Still BIAM can always count on support in its home market where it is reported to have more than a quarter of the fund management business.

This week, it emerged that the National Pension Reserve Fund has put the manager on review - a process that could lead to BIAM losing control of €400 million in assets it husbands for the NPRF.

It is the first time BIAM has come under attack on its home turf, but the fund's stakeholders - the Irish citizens whose State pensions will be underpinned by the fund from 2025 on - would be a long time waiting to learn about it from the NPRF.

A spokesman would only say that it was its policy neither to comment on a fund manager's performance nor to confirm or deny whether a manager was under review.

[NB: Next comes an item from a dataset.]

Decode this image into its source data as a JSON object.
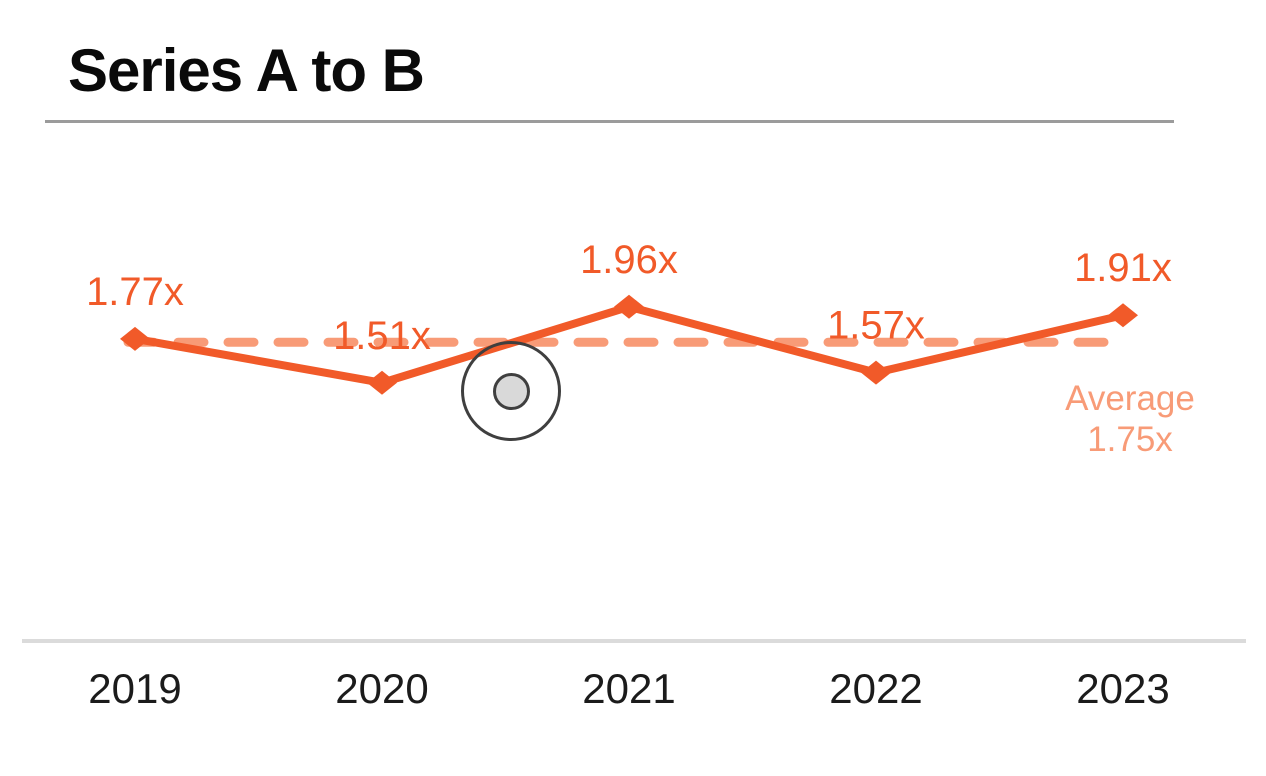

At a time when international fund trustees are increasing transparency and fund managers under review can no longer hide, it must be some consolation to BIAM to know that it has some friends it can rely on - at least on the home front.

Dublin Port tenants get leverage in High Court
South Wharf is still waiting for a High Court judgment in a dispute with Dublin Port over the planned change of use for its the Irish Glass warehouse premises in Ringsend on the capital's southside.

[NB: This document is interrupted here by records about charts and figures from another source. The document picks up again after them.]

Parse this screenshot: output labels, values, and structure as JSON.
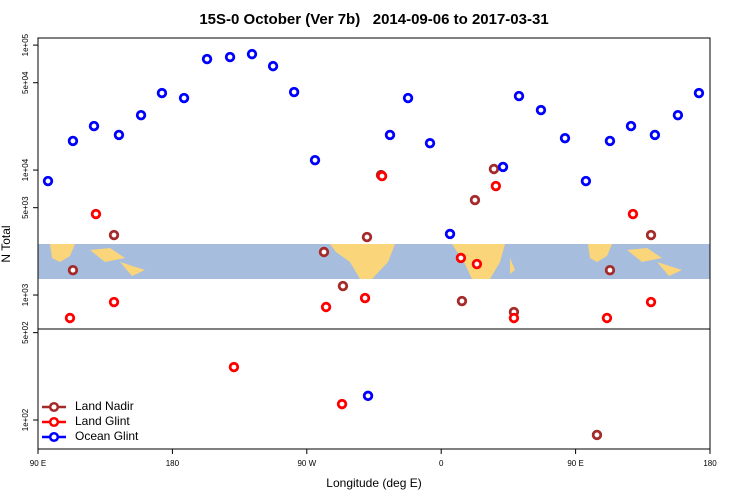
{
  "chart_data": {
    "type": "scatter",
    "title": "15S-0 October (Ver 7b)   2014-09-06 to 2017-03-31",
    "x_label": "Longitude (deg E)",
    "y_label": "N Total",
    "y_scale": "log",
    "legend_position": "bottom-left",
    "xlim": [
      90,
      540
    ],
    "xticks": [
      {
        "value": 90,
        "label": "90 E"
      },
      180,
      {
        "value": 270,
        "label": "90 W"
      },
      {
        "value": 360,
        "label": "0"
      },
      {
        "value": 450,
        "label": "90 E"
      },
      {
        "value": 540,
        "label": "180"
      }
    ],
    "ylim": [
      58.6,
      114000
    ],
    "yticks": [
      {
        "value": 100000,
        "label": "1e+05"
      },
      {
        "value": 50000,
        "label": "5e+04"
      },
      {
        "value": 10000,
        "label": "1e+04"
      },
      {
        "value": 5000,
        "label": "5e+03"
      },
      {
        "value": 1000,
        "label": "1e+03"
      },
      {
        "value": 500,
        "label": "5e+02"
      },
      {
        "value": 100,
        "label": "1e+02"
      }
    ],
    "series": [
      {
        "name": "Land Nadir",
        "color": "#a52a2a",
        "x": [
          113.4,
          140.9,
          281.5,
          294.2,
          310.3,
          319.7,
          373.9,
          382.6,
          395.3,
          408.7,
          464.3,
          473,
          500.5
        ],
        "values": [
          1580,
          3020,
          2210,
          1180,
          2910,
          9120,
          895,
          5750,
          10200,
          731,
          75.9,
          1580,
          3020
        ]
      },
      {
        "name": "Land Glint",
        "color": "#ff0000",
        "x": [
          111.4,
          128.8,
          140.9,
          221.2,
          282.9,
          293.6,
          309,
          320.4,
          373.2,
          383.9,
          396.6,
          408.7,
          471,
          488.4,
          500.5
        ],
        "values": [
          655,
          4450,
          879,
          265,
          802,
          134,
          946,
          8950,
          1980,
          1770,
          7450,
          655,
          655,
          4450,
          879
        ]
      },
      {
        "name": "Ocean Glint",
        "color": "#0000ff",
        "x": [
          96.7,
          113.4,
          127.5,
          144.2,
          159,
          173,
          187.8,
          203.2,
          218.6,
          233.3,
          247.4,
          261.5,
          275.5,
          311,
          325.7,
          337.8,
          352.5,
          365.9,
          401.4,
          412.1,
          426.8,
          442.9,
          456.9,
          473,
          487.1,
          503.1,
          518.5,
          532.6
        ],
        "values": [
          8170,
          17100,
          22500,
          19100,
          27500,
          41300,
          37700,
          77300,
          80200,
          84700,
          67900,
          42100,
          12000,
          156,
          19100,
          37700,
          16400,
          3080,
          10600,
          39100,
          30200,
          18000,
          8170,
          17100,
          22500,
          19100,
          27500,
          41300
        ]
      }
    ]
  }
}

South Wharf, once part of Ardagh plc, leases the building from the port operator, and the pair ended up in court early last year. Judgment was reserved, and both sides are awaiting the outcome, which is expected (but don't hold your breath) early this year.

But the company might take some comfort from a not dissimilar case involving Classic Oil, another Dublin Port tenant. Classic has three 95/99-year leases from Dublin Port, and wanted to transfer part of its interest to Lagan Bitumen Ltd.

Dublin Port refused, and the matter ended up on the road to the High Court. However, the parties settled at the last minute, late last year, and Dublin Port gave its consent to the transfer.

Kerry feeds British
The British love affair with sausages continues. The latest figures show that sales of sausages in the UK increased by 4.6 per cent last year to over £500 million (€721.9 million) for the first time. This is good news for Kerry Group, who as Goodbody Stockbrokers Mr Liam Igoe points out, are big players in the sausage market. The brokers reckon that Kerry has a 34 per cent share of the market, with sales of around €200 million of its Walls, Mattessons and Denny brands.